Sorry I have been away for so long. Last post was just before Memorial Day and here it is a week before Labor day. Where does the time go?
Lots of project work at the boatyard: a stern rebuild on a 33'Bertram, re-glaze the entire wheelhouse (9 large windows)on a Lyman-Morse 53, various and sundry break/fix projects, and regular day-to-day boatyard operations have kept me pretty busy. There is also the work that has been going on on Strider. A complete topsides strip was necessitated by the fact that one could wrap sandwiches in the sheets of paint that were peeling off. It was a bear of a project, but it is behind me now. She sits in the shed, drying out.
Before I get going on the Dark Secret stuff, I need to apologize for the misuse of the term "metacentric height" in a previous post. This will be clarified (I hope) below.
My sincere hope is that this post will forever quash the debate about the keel on Valgerda. I have primarily been using two sources for the data on stability calculations: Chapelle's Yacht Designing and Planning, and Skene's Elements of Yacht Design. Both books talk about stability as applied to larger vessels (closed systems in which items that will affect a hull's stability remain in fixed positions) as opposed to small open boats (open systems in which all moveable items will have some effect on stability). Chappelle talks about stability in a very conversational, "touchy-feely" kind of way. Skene's takes a much more direct and quantifiable approach. It is entirely math dependent.

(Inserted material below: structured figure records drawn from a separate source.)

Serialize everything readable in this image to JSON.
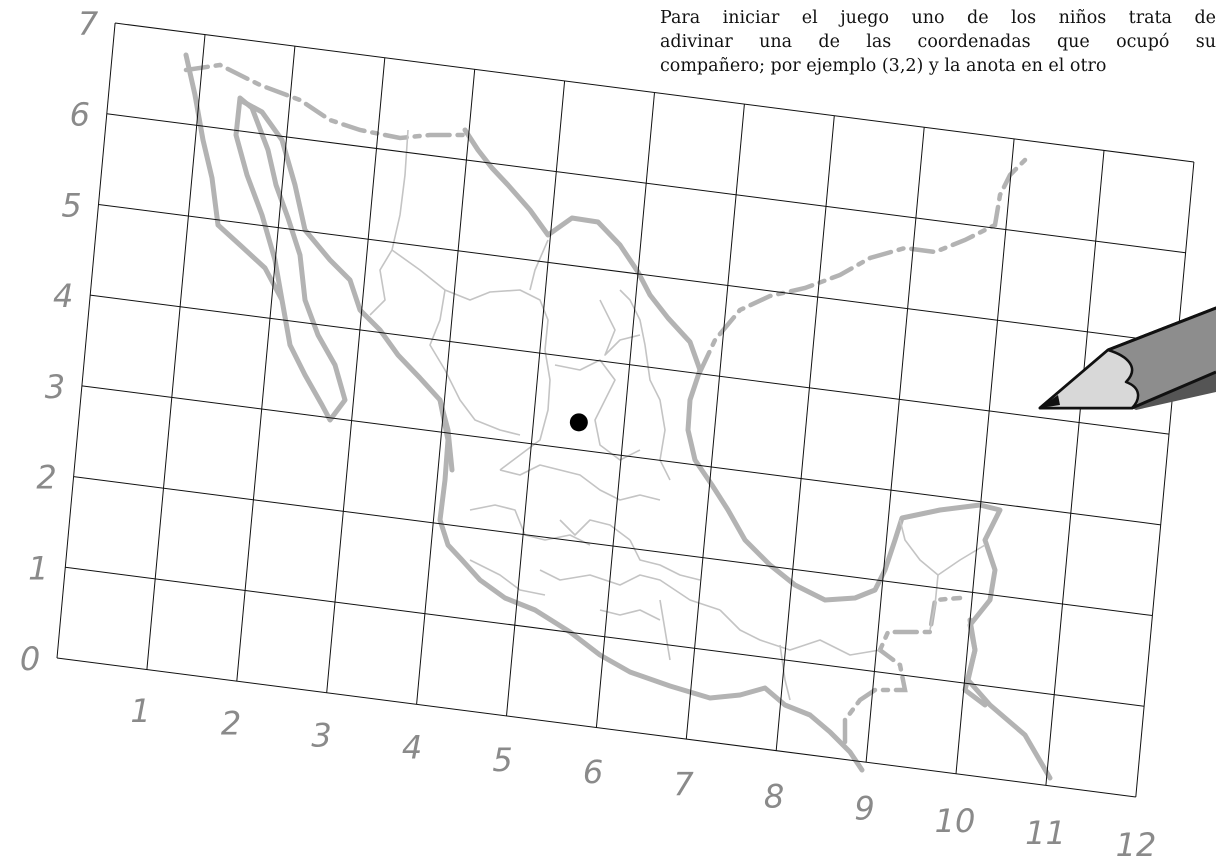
{
  "intro_text": [
    "Para iniciar el juego uno de los niños trata de",
    "adivinar una de las coordenadas que ocupó su",
    "compañero; por ejemplo (3,2) y la anota en el otro"
  ],
  "x_axis_labels": [
    "1",
    "2",
    "3",
    "4",
    "5",
    "6",
    "7",
    "8",
    "9",
    "10",
    "11",
    "12"
  ],
  "y_axis_labels": [
    "0",
    "1",
    "2",
    "3",
    "4",
    "5",
    "6",
    "7"
  ],
  "marked_point": {
    "x": 5.5,
    "y": 3.3
  },
  "colors": {
    "map_outline": "#b3b3b3",
    "grid": "#111111",
    "marker": "#000000"
  },
  "icons": [
    "pencil-icon"
  ]
}
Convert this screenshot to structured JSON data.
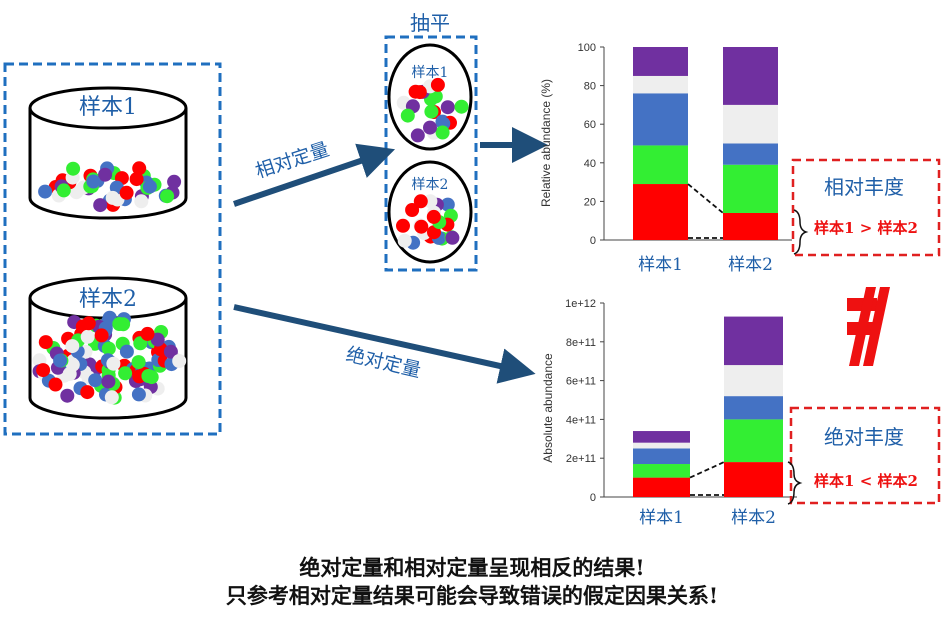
{
  "samples": {
    "sample1_label": "样本1",
    "sample2_label": "样本2"
  },
  "subsample": {
    "title": "抽平",
    "sample1_label": "样本1",
    "sample2_label": "样本2"
  },
  "arrows": {
    "relative_label": "相对定量",
    "absolute_label": "绝对定量"
  },
  "callouts": {
    "relative_title": "相对丰度",
    "relative_compare": "样本1 > 样本2",
    "absolute_title": "绝对丰度",
    "absolute_compare": "样本1 < 样本2"
  },
  "captions": {
    "line1": "绝对定量和相对定量呈现相反的结果!",
    "line2": "只参考相对定量结果可能会导致错误的假定因果关系!"
  },
  "colors": {
    "red": "#ff0000",
    "green": "#33ee33",
    "blue": "#4472c4",
    "gray": "#eeeeee",
    "purple": "#7030a0",
    "box_blue": "#1f6fbf",
    "callout_red": "#e02020",
    "arrow_navy": "#1f4e79"
  },
  "chart_data": [
    {
      "type": "bar",
      "stacked": true,
      "categories": [
        "样本1",
        "样本2"
      ],
      "ylabel": "Relative abundance (%)",
      "ylim": [
        0,
        100
      ],
      "yticks": [
        0,
        20,
        40,
        60,
        80,
        100
      ],
      "ytick_labels": [
        "0",
        "20",
        "40",
        "60",
        "80",
        "100"
      ],
      "series": [
        {
          "color": "#ff0000",
          "values": [
            29,
            14
          ]
        },
        {
          "color": "#33ee33",
          "values": [
            20,
            25
          ]
        },
        {
          "color": "#4472c4",
          "values": [
            27,
            11
          ]
        },
        {
          "color": "#eeeeee",
          "values": [
            9,
            20
          ]
        },
        {
          "color": "#7030a0",
          "values": [
            15,
            30
          ]
        }
      ]
    },
    {
      "type": "bar",
      "stacked": true,
      "categories": [
        "样本1",
        "样本2"
      ],
      "ylabel": "Absolute abundance",
      "ylim": [
        0,
        1000000000000.0
      ],
      "yticks": [
        0,
        200000000000.0,
        400000000000.0,
        600000000000.0,
        800000000000.0,
        1000000000000.0
      ],
      "ytick_labels": [
        "0",
        "2e+11",
        "4e+11",
        "6e+11",
        "8e+11",
        "1e+12"
      ],
      "series": [
        {
          "color": "#ff0000",
          "values": [
            100000000000.0,
            180000000000.0
          ]
        },
        {
          "color": "#33ee33",
          "values": [
            70000000000.0,
            220000000000.0
          ]
        },
        {
          "color": "#4472c4",
          "values": [
            80000000000.0,
            120000000000.0
          ]
        },
        {
          "color": "#eeeeee",
          "values": [
            30000000000.0,
            160000000000.0
          ]
        },
        {
          "color": "#7030a0",
          "values": [
            60000000000.0,
            250000000000.0
          ]
        }
      ]
    }
  ]
}
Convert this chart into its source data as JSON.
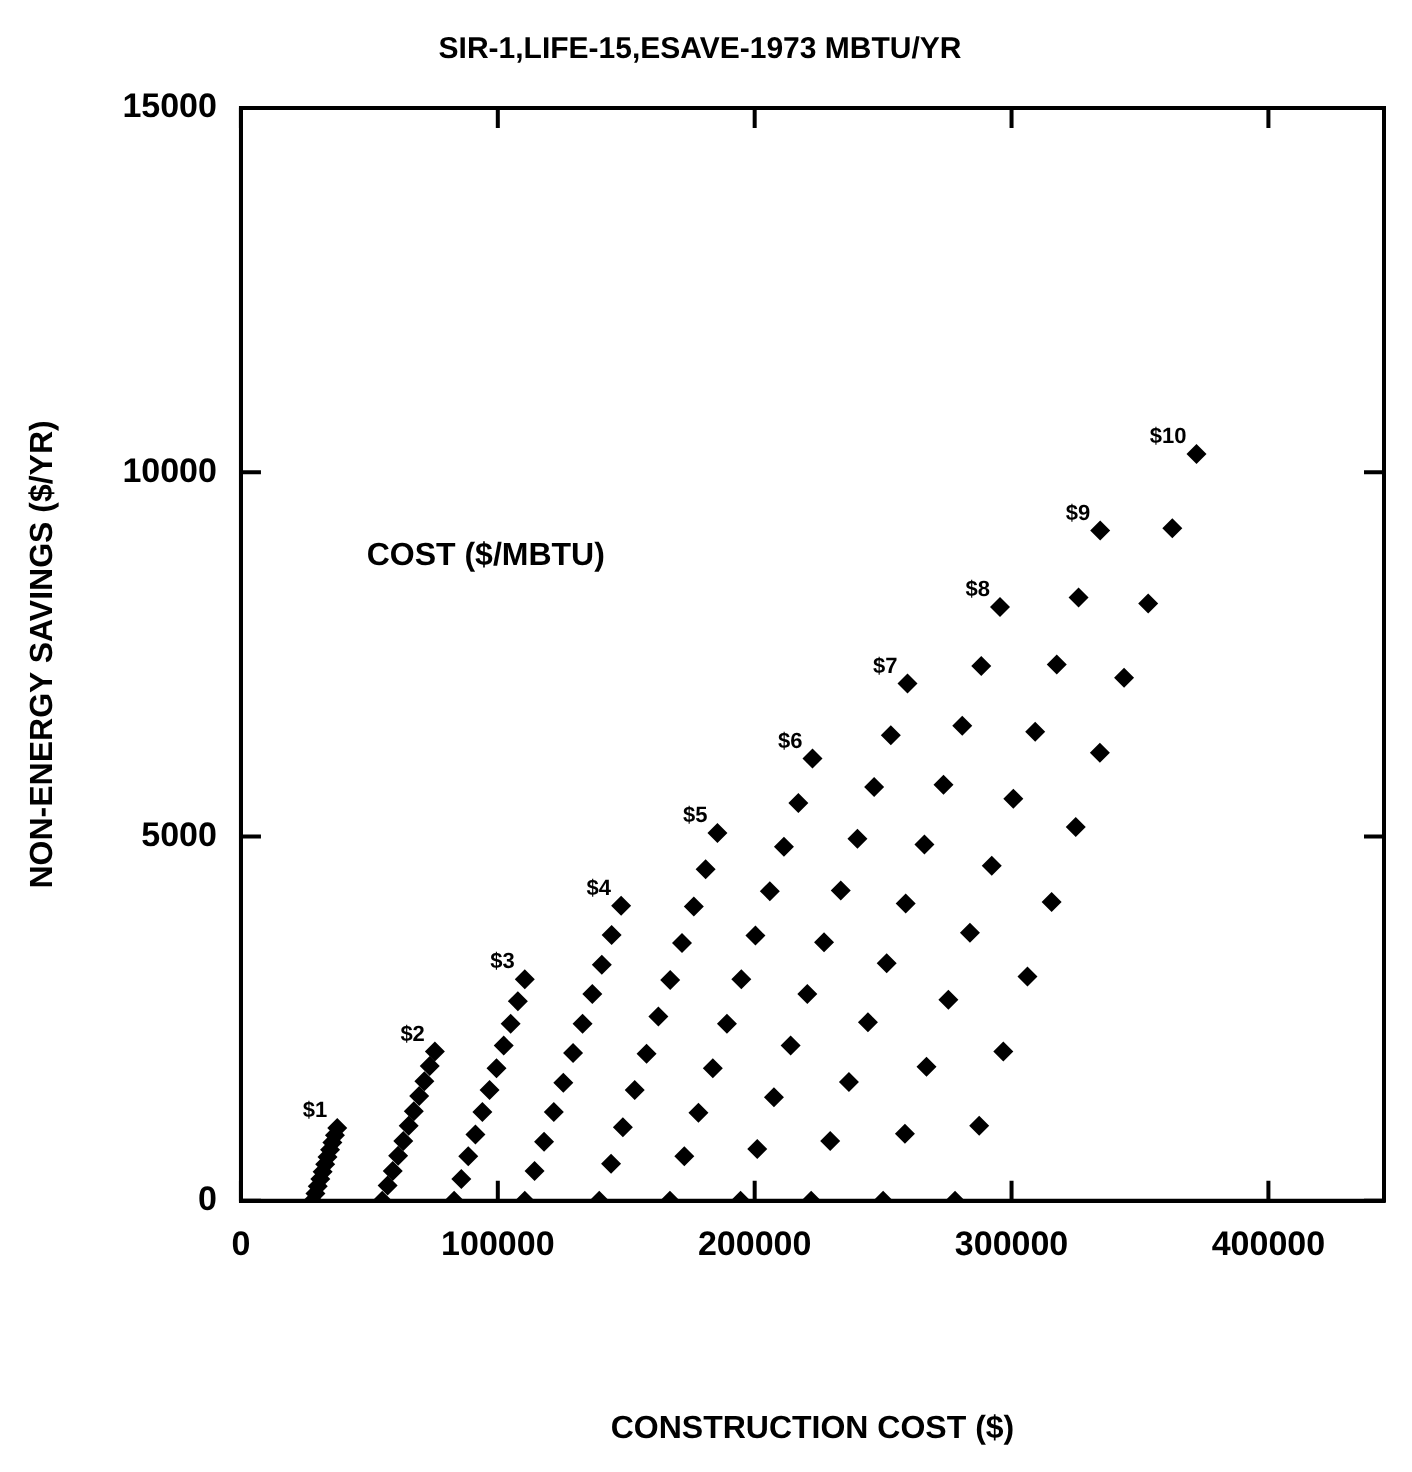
{
  "chart_data": {
    "type": "scatter",
    "title": "SIR-1,LIFE-15,ESAVE-1973 MBTU/YR",
    "xlabel": "CONSTRUCTION COST ($)",
    "ylabel": "NON-ENERGY SAVINGS ($/YR)",
    "annotations": [
      "COST ($/MBTU)"
    ],
    "xlim": [
      0,
      445000
    ],
    "ylim": [
      0,
      15000
    ],
    "xticks": [
      0,
      100000,
      200000,
      300000,
      400000
    ],
    "yticks": [
      0,
      5000,
      10000,
      15000
    ],
    "grid": false,
    "legend": false,
    "marker": "diamond",
    "series": [
      {
        "name": "$1",
        "color": "#000000",
        "x": [
          28000,
          29000,
          29900,
          30900,
          31800,
          32800,
          33700,
          34700,
          35600,
          36600,
          37500
        ],
        "values": [
          0,
          100,
          200,
          300,
          400,
          500,
          600,
          700,
          800,
          900,
          1000
        ]
      },
      {
        "name": "$2",
        "color": "#000000",
        "x": [
          55000,
          57100,
          59100,
          61200,
          63200,
          65300,
          67300,
          69400,
          71400,
          73500,
          75500
        ],
        "values": [
          0,
          210,
          410,
          620,
          820,
          1030,
          1230,
          1440,
          1640,
          1850,
          2050
        ]
      },
      {
        "name": "$3",
        "color": "#000000",
        "x": [
          83000,
          85800,
          88500,
          91300,
          94000,
          96800,
          99500,
          102300,
          105000,
          107800,
          110500
        ],
        "values": [
          0,
          300,
          610,
          910,
          1220,
          1520,
          1820,
          2130,
          2430,
          2740,
          3040
        ]
      },
      {
        "name": "$4",
        "color": "#000000",
        "x": [
          110500,
          114300,
          118000,
          121800,
          125500,
          129300,
          133000,
          136800,
          140500,
          144300,
          148000
        ],
        "values": [
          0,
          410,
          810,
          1220,
          1620,
          2030,
          2430,
          2840,
          3240,
          3650,
          4050
        ]
      },
      {
        "name": "$5",
        "color": "#000000",
        "x": [
          139500,
          144100,
          148700,
          153300,
          157900,
          162500,
          167100,
          171700,
          176300,
          180900,
          185500
        ],
        "values": [
          0,
          510,
          1010,
          1520,
          2020,
          2530,
          3030,
          3540,
          4040,
          4550,
          5050
        ]
      },
      {
        "name": "$6",
        "color": "#000000",
        "x": [
          167000,
          172600,
          178100,
          183700,
          189200,
          194800,
          200300,
          205900,
          211400,
          217000,
          222500
        ],
        "values": [
          0,
          610,
          1210,
          1820,
          2430,
          3040,
          3640,
          4250,
          4860,
          5460,
          6070
        ]
      },
      {
        "name": "$7",
        "color": "#000000",
        "x": [
          194500,
          201000,
          207500,
          214000,
          220500,
          227000,
          233500,
          240000,
          246500,
          253000,
          259500
        ],
        "values": [
          0,
          710,
          1420,
          2130,
          2840,
          3550,
          4260,
          4970,
          5680,
          6390,
          7100
        ]
      },
      {
        "name": "$8",
        "color": "#000000",
        "x": [
          222000,
          229400,
          236700,
          244100,
          251400,
          258800,
          266100,
          273500,
          280800,
          288200,
          295500
        ],
        "values": [
          0,
          820,
          1630,
          2450,
          3260,
          4080,
          4890,
          5710,
          6520,
          7340,
          8150
        ]
      },
      {
        "name": "$9",
        "color": "#000000",
        "x": [
          250000,
          258500,
          266900,
          275400,
          283800,
          292300,
          300700,
          309200,
          317600,
          326100,
          334500
        ],
        "values": [
          0,
          920,
          1840,
          2760,
          3680,
          4600,
          5520,
          6440,
          7360,
          8280,
          9200
        ]
      },
      {
        "name": "$10",
        "color": "#000000",
        "x": [
          278000,
          287400,
          296800,
          306200,
          315600,
          325000,
          334400,
          343800,
          353200,
          362600,
          372000
        ],
        "values": [
          0,
          1030,
          2050,
          3080,
          4100,
          5130,
          6150,
          7180,
          8200,
          9230,
          10250
        ]
      }
    ]
  }
}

The short version of the conclusion at which I have arrived is as follows:
1. The height of the keel has a very small effect on the lead casting's contribution to stability. In fact, the difference is negligible. The LCG (longitudinal center of gravity)of the casting, as designed, is approximately 14 1/2" below the DWL at a point about 1/3 of the way between stations 5 and 6. This point is marked on the lines plan by the termination of the arrow drawn from the noted casting dimensions into the casting in the profile view. The traditional keel I have fitted to Dark Secret puts the LCG at 11 3/4" below the DWL.
Here is where the math/geometry gets funky. Pay attention. The 'midship section when the boat is at maximum heel has to have the same immersed area as the section when the boat is at rest. More accurately, the volume of the boat does not change as it heels, so for all intents and purposes the area of any given immersed section will remain constant through changing heel angles. When this heeled section is calculated, you will see that the heeled waterline runs from a point just below the, let's say starboard, rub rail (it better be below the rail; there's no deck) to a point just outboard of the rabbet on the port side. By finding the center of area of the heeled section and squaring up from it until it crosses the at rest centerline, we determine the metacentric height, for whatever that's worth.
Now for the martini shot: by plotting the distance between the heeled centerline and the a line squared up to the heeled waterline from the keel's center of gravity, we are able to do a simple force x distance calculation to see what the lead does for stability. By comparing the shallow keel to the deep one, you will find that the difference is something on the order of 24 ft./lbs. As I said previously, sliding my 200 lb. ass 1.25" to windward will more than make up for any "lost" stability.
2. While we have quantified the the keel's contribution to stability, its primary reason for being is to bring the boat down to its lines. The traditional faerings had heavier scantlings, and were expected to earn their keep by hauling stuff from here to there. In the absence of both of these factors, the lead is required.
3. The very low aspect ratio of the keel as drawn is not likely to contribute in any significant way to windward performance. Period. Make of this what you will, but for me there just weren't enough pros to outweigh the cons when making the decision as to whether to retain the keel profile as designed. Mr. Atkin himself says that windward performance, even with his "improved" keel, will be limited.
By the time I was done at the drafting table the drawings I had were an absolute mess. I have posted a much simplified (and approximated) version of the above math exercise. There is a much clearer explanation of factors influencing stability located here: http://www.codecogs.com/reference/engineering/fluid_mechanics/ships/stability_and_metacentric_height.php
As far as the photos are concerned, all of the parts inboard of the rub rails are dry fitted. Inwales, mast bench, mast step and floor timber still need to be permanently installed. I laminated the mast bench to a slight curve. This is purely for looks. With the strong curves elsewhere throughout the boat, I was worried that a straight mast bench would appear to have a sag.
The mast is glued up, tapered, and eight-sided. The blanks for the remaining spars are milled.
I have been working on the short list of what boat to build next. I'll cover that next time.
And, finally, Brandon Ford has been building a Valgerda of his own out in Oregon. He recently launched her. Check out his blog here: http://valgerda.blogspot.com/
Congratulations, Brandon. Nice work.